Well it happened. I finally wiped my Ubuntu installation after three full years of work. Let's take it back to the end of March for a minute. Beta of Ubuntu 9.4 was just released and what do I do, upgrade my Ubuntu 8.10. I've had problems before with my upgrades of Beta Ubuntu but never like this. What happened this time is that when everything completed successfully, I tried to boot into Ubuntu and at logon screen I realized that my mouse and keyboard were not working. I could see a cursor but I could not move it. I rebooted into recovery mode and tried to fix it with my limited Linux command knowledge. It didn't work. Then from that time and on until yesterday I would boot into root shell with networking and run "sudo apt-get update" and "sudo apt-get dist-upgrade", hoping it will fix my broken system. It didn't work. That's why for the past month and a half I had to use XP exclusively :(. I really missed Ubuntu. So yesterday I spent the whole day backing up my existing setup. By the way let me mention that I use XP only for iTunes and I use iTunes only for my iPhone. I really wish there was another solution that I could use on Ubuntu for everything iTunes does with iPhone.

So the first thing I did was I installed Macrium and made an image of my whole hard drive. Then I installed Cobian Backup and backed up all my files on XP. Then I backed up my iTunes collection to DVD media. Then I made an iso of all Windows updates with "Offline Update" application and burnt it to DVD. Lastly, I found driver backup with yahoo search and backed up all of my laptop drivers. Then on the Ubuntu side I used Grsync to backup files from the Ubuntu partition. Now let me reiterate, I could not login to a working X session with my broken Ubuntu. What I did was, download a new Ubuntu 9.4 Release Candidate iso with Bittorrent (highly recommend this for much better speed (1.5mb/s for me) and of course you're helping others out). Made sure it was not an alternate installer because it lacks Live Media. My machine is fairly new and it supports live media so I was fine there. I burned this iso to CD and booted into it. Installed Grsync and backed up my home directory to an external hard drive. Of course there's an easier way to do it with Bash shell in the original installation but since I am a noob I needed a bit of GUI magic. Then I used the same Ubuntu 9.4 RC CD to install a new system wiping both old XP and Ubuntu. So after three years with a stable Ubuntu installation it finally did me in. I guess I didn't learn my lesson upgrading to a Beta level software since the last time it broke my system. Well at least last time I was able to fix it.

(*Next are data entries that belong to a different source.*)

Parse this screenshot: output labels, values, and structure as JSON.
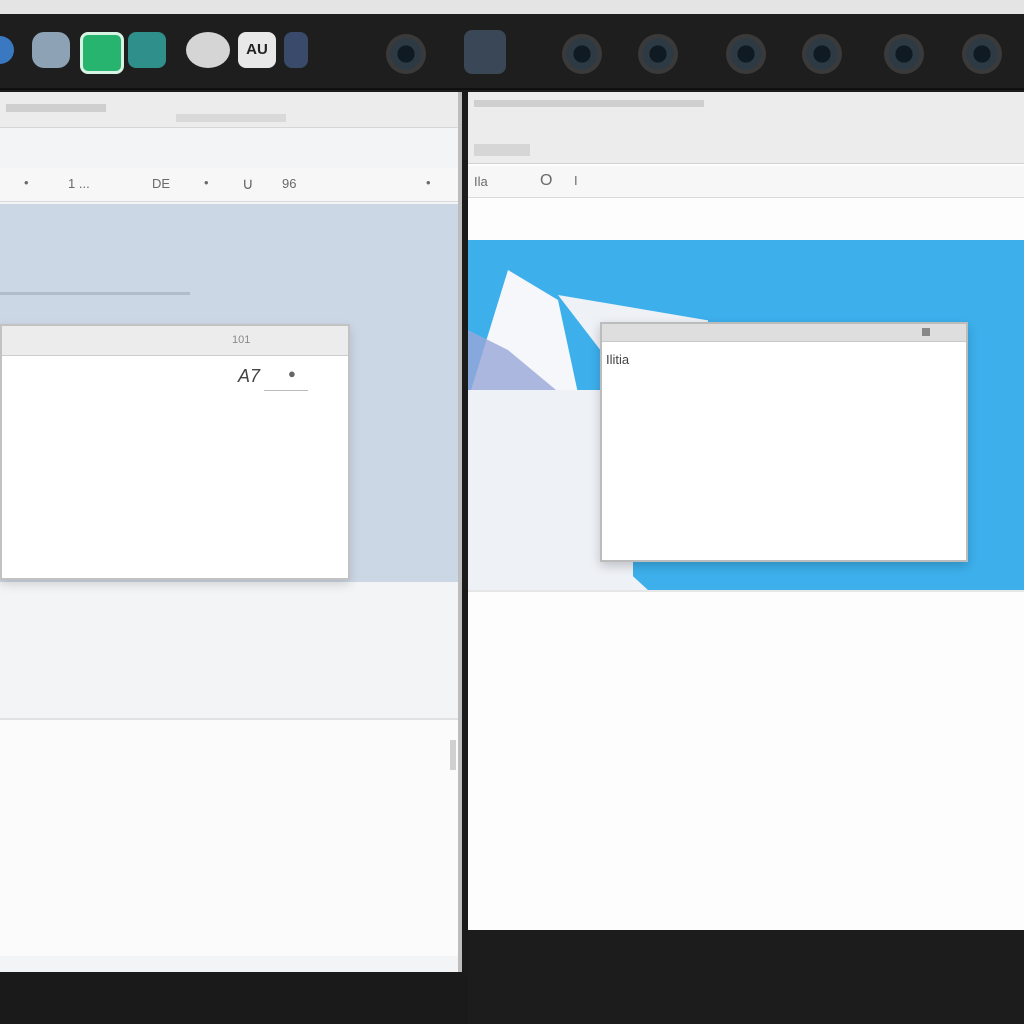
{
  "dock": {
    "items": [
      {
        "icon": "globe-icon",
        "color": "#3a78c2"
      },
      {
        "icon": "shield-icon",
        "color": "#8ea2b5"
      },
      {
        "icon": "chat-icon",
        "color": "#27b46e"
      },
      {
        "icon": "photos-icon",
        "color": "#2f8f8a"
      },
      {
        "icon": "disk-icon",
        "color": "#d5d5d5"
      },
      {
        "icon": "notes-icon",
        "color": "#e8e8e8",
        "glyph": "AU"
      },
      {
        "icon": "terminal-icon",
        "color": "#3a4a6a"
      },
      {
        "icon": "camera-icon"
      },
      {
        "icon": "tools-icon",
        "color": "#3a4756"
      },
      {
        "icon": "camera-icon"
      },
      {
        "icon": "camera-icon"
      },
      {
        "icon": "camera-icon"
      },
      {
        "icon": "camera-icon"
      },
      {
        "icon": "camera-icon"
      },
      {
        "icon": "camera-icon"
      }
    ]
  },
  "left_window": {
    "toolbar": {
      "item1": "1 ...",
      "item2": "DE",
      "item3": "∪",
      "item4": "96"
    },
    "dialog": {
      "label": "101",
      "glyph": "A7"
    }
  },
  "right_window": {
    "dialog": {
      "text": "Ilitia"
    },
    "toolbar": {
      "item1": "Ila",
      "item2": "O",
      "item3": "I"
    }
  },
  "colors": {
    "desktop": "#3db0ec",
    "canvas": "#ccd7e6"
  }
}
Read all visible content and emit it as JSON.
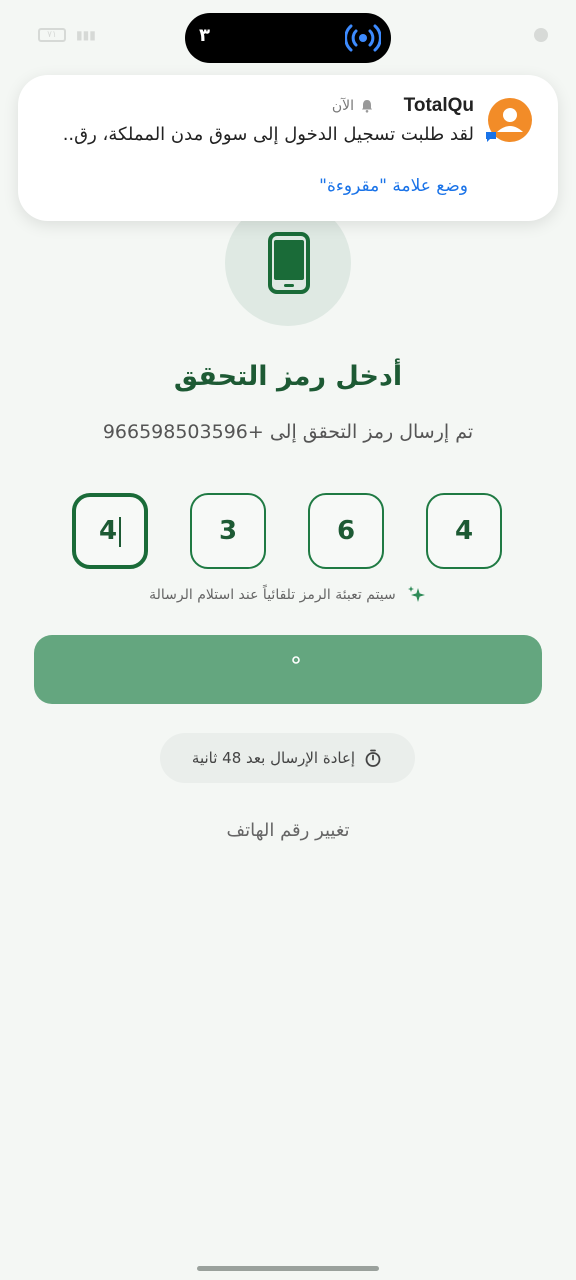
{
  "status_bar": {
    "island_counter": "٣",
    "broadcast_icon": "broadcast-icon",
    "battery_label": "٧١"
  },
  "notification": {
    "app_name": "TotalQu",
    "time": "الآن",
    "body": "لقد طلبت تسجيل الدخول إلى سوق مدن المملكة، رق...",
    "action": "وضع علامة \"مقروءة\"",
    "avatar_color": "#f28c28"
  },
  "screen": {
    "title": "أدخل رمز التحقق",
    "subtitle": "تم إرسال رمز التحقق إلى +966598503596",
    "otp_digits": [
      "4",
      "6",
      "3",
      "4"
    ],
    "autofill_hint": "سيتم تعبئة الرمز تلقائياً عند استلام الرسالة",
    "submit_loading_glyph": "٠",
    "resend_label": "إعادة الإرسال بعد 48 ثانية",
    "change_phone": "تغيير رقم الهاتف"
  },
  "colors": {
    "primary": "#1d5a34",
    "button": "#64a67f",
    "background": "#f4f7f4",
    "link": "#1a73e8"
  }
}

Of course there's a point to this whole story and it is that I learned so much with this whole tedious process. When I installed a new Ubuntu and restored from Grsync backup, all of my old settings and files came back, including a Windows 7 Virtualbox image. Grsync also backed up my Firefox tab sessions, AMAZING! It worked perfectly! Of course some of the crap from the old system also came back. I always heard that fresh install is better than upgrade but was always hesitant to do it. Now that I didn't have a choice, I learned something new. Fresh install and then restore from backup takes much less time than doing an upgrade, especially the week of a new Ubuntu Release, which happens to be tomorrow, WOOT! I am planning to burn a new iso of Ubuntu in a few days once it goes gold, again downloading with bittorrent (next two weeks regular downloads are going to be slooooow) and burn to CD. In my home directory set an option to view hidden folders (any files with a period in the front i.e. ./VirtualBox), remove all of the folders I don't need, take a backup of that and then fresh install again. This will leave my box stable and clean.

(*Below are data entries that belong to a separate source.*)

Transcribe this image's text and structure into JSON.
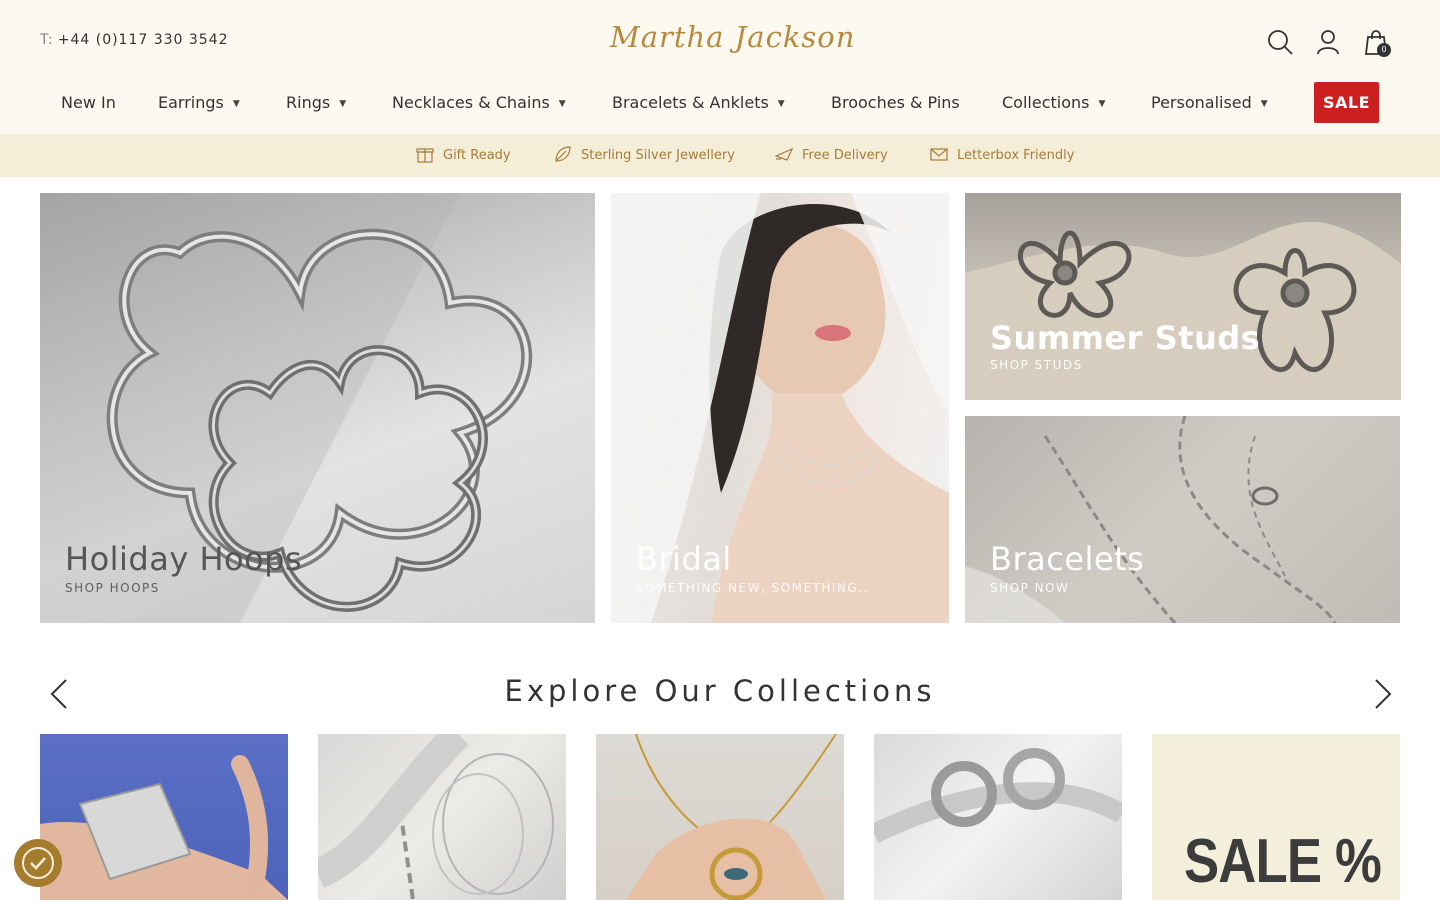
{
  "header": {
    "phone_label": "T:",
    "phone": "+44 (0)117 330 3542",
    "logo": "Martha Jackson",
    "icons": [
      "search-icon",
      "account-icon",
      "cart-icon"
    ],
    "cart_count": "0"
  },
  "nav": {
    "items": [
      {
        "label": "New In",
        "dropdown": false
      },
      {
        "label": "Earrings",
        "dropdown": true
      },
      {
        "label": "Rings",
        "dropdown": true
      },
      {
        "label": "Necklaces & Chains",
        "dropdown": true
      },
      {
        "label": "Bracelets & Anklets",
        "dropdown": true
      },
      {
        "label": "Brooches & Pins",
        "dropdown": false
      },
      {
        "label": "Collections",
        "dropdown": true
      },
      {
        "label": "Personalised",
        "dropdown": true
      }
    ],
    "caret": "▼",
    "sale_label": "SALE",
    "sale_color": "#cc1f1f"
  },
  "usp": {
    "items": [
      {
        "icon": "gift-icon",
        "label": "Gift Ready"
      },
      {
        "icon": "leaf-icon",
        "label": "Sterling Silver Jewellery"
      },
      {
        "icon": "delivery-icon",
        "label": "Free Delivery"
      },
      {
        "icon": "envelope-icon",
        "label": "Letterbox Friendly"
      }
    ],
    "text_color": "#a57c3a",
    "background": "#f4eed8"
  },
  "hero": [
    {
      "title": "Holiday Hoops",
      "subtitle": "SHOP HOOPS"
    },
    {
      "title": "Bridal",
      "subtitle": "SOMETHING NEW, SOMETHING.."
    },
    {
      "title": "Summer Studs",
      "subtitle": "SHOP STUDS"
    },
    {
      "title": "Bracelets",
      "subtitle": "SHOP NOW"
    }
  ],
  "collections": {
    "title": "Explore Our Collections",
    "sale_tile_text": "SALE %"
  },
  "colors": {
    "header_bg": "#fbf9f0",
    "brand_gold": "#b78a3e",
    "accessibility_button": "#a57c2e"
  }
}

Tomorrow Ubuntu 9.4 is coming out and I am going to celebrate by wearing my Ubuntu polo shirt. The funny tidbit is that I am going to a SQL Server User group at Microsoft headquarters in New York tomorrow after work as well :).

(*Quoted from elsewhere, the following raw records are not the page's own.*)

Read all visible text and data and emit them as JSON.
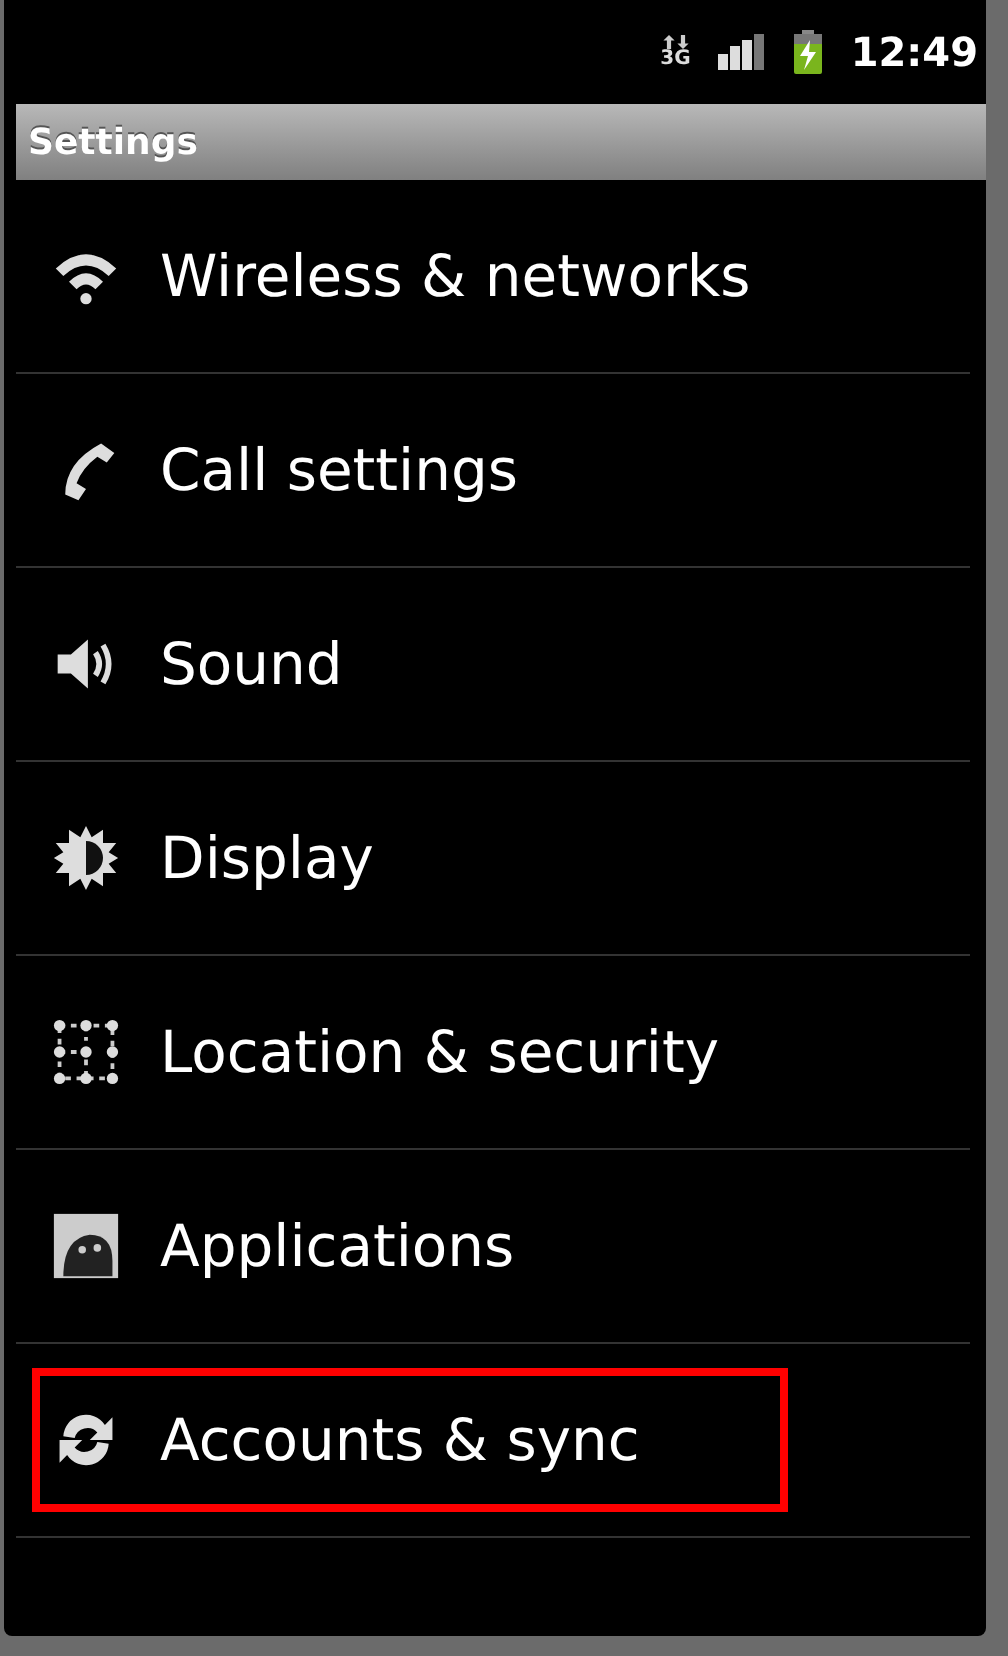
{
  "status_bar": {
    "network": "3G",
    "time": "12:49"
  },
  "title_bar": {
    "title": "Settings"
  },
  "items": [
    {
      "kind": "wifi",
      "label": "Wireless & networks",
      "highlighted": false
    },
    {
      "kind": "phone",
      "label": "Call settings",
      "highlighted": false
    },
    {
      "kind": "sound",
      "label": "Sound",
      "highlighted": false
    },
    {
      "kind": "display",
      "label": "Display",
      "highlighted": false
    },
    {
      "kind": "location",
      "label": "Location & security",
      "highlighted": false
    },
    {
      "kind": "apps",
      "label": "Applications",
      "highlighted": false
    },
    {
      "kind": "sync",
      "label": "Accounts & sync",
      "highlighted": true
    }
  ]
}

The backup applications I used worked great. Macrium in comparison to other imaging applications lets you make an image of your system while you're logged in, other imaging applications make you reboot. Cobian backup is great, you can make a regular backup or compressed with zip or 7zip archive types, split archives into many files, etc. Check out the application for more options. Offline update is a tool featured on that I used a few years ago. It fetches all of Windows Updates for 2000, XP, Vista, Server 2003, 2008, make an iso or many different isos (many languages are supported) burn to CD or DVD. Then when you fresh install Windows, put in the CD/DVD and it will guide you through the update. It will bring your system up to date much faster than with Windows Update, which requires an internet connection. This tool also skips the Genuine Advantage Check, which I think is a bloatware. Same options are available for Microsoft Office, definitely recommend this tool! Driver backup is a great little tool to backup your drivers, I didn't test the restore but backup is pretty fast. Free tool but author is asking for donations. Grsync is a GUI front end for rsync that comes preinstalled with Ubuntu. Helps noobs configure their backups and restores. Oh yeah and for the title, well There can be only Ubuntu, no Windows!